The world narrows to those four words. She's your daughter.
I have a daughter.
I have a daughter and I didn't know.
Eight years. She's been raising our child for eight years and I didn't know. The room spins. Or maybe I'm spinning. I reach for the back of a chair, gripping it hard enough that my knuckles go white.
"Cade?" Dallas's voice, concerned, from somewhere behind me. "You okay?"
I can't answer. Can't look away from this little girl—Ruby—who's watching me with my own eyes, curious and cautious and completely unaware that she's just detonated a bomb in the middle of my life.
Sierra takes a step forward, her hand still on Ruby's shoulder. "I'm sorry. I know this is… I should have called. Should have warned you. But I was afraid you wouldn't—" She stops, takes a breath. "We need to talk."
Talk. Right. That's a thing people do, isn't it? They talk. They use words. Form sentences.
I open my mouth. Close it. Try again.
"You—" My voice sounds like gravel, rough and broken. "Eight years."
It's not a question. Not an accusation. Just a fact.
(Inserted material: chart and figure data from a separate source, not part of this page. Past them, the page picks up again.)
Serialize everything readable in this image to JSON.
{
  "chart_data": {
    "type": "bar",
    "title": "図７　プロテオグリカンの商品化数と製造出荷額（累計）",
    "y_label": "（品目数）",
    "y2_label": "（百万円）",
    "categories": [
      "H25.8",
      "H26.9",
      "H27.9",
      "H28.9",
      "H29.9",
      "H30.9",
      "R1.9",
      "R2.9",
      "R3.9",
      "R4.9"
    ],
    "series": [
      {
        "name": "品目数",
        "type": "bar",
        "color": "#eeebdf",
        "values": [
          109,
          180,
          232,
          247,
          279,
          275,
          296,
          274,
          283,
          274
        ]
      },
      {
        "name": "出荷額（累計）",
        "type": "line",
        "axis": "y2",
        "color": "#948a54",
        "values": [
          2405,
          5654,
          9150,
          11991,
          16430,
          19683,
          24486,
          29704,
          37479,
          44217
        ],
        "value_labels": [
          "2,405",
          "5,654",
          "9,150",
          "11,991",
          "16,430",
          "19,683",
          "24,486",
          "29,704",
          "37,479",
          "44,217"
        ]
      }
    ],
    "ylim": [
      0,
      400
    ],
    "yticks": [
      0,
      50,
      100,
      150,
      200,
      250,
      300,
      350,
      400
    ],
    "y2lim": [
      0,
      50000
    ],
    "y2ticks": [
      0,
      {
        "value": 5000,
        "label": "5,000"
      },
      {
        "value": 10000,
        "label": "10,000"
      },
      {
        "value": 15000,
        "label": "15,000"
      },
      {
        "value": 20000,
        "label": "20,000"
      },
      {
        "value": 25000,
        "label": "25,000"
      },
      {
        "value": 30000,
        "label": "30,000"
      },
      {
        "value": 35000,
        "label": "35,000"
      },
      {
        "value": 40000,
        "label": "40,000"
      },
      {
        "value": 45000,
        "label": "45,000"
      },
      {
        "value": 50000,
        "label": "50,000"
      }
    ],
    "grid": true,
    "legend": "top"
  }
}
"I know." Sierra's eyes are bright with unshed tears. "I know, and I'm sorry, and I'll explain everything. But first—" She looks down at Ruby, then back at me. "First, I thought you should meet her. That she should meet you."
Ruby is still watching me, and slowly, she smiles. It's my smile, the one my mother used to say could charm birds out of trees before she died and took all those memories with her.
"Hi," Ruby says, her voice small but steady. "Are you really my dad?"
And just like that, the world I've spent eight years building, the safe, simple world where I don't let anyone close enough to hurt or be hurt, shatters into a thousand pieces.
I have a daughter.
And I have absolutely no idea what to do about it.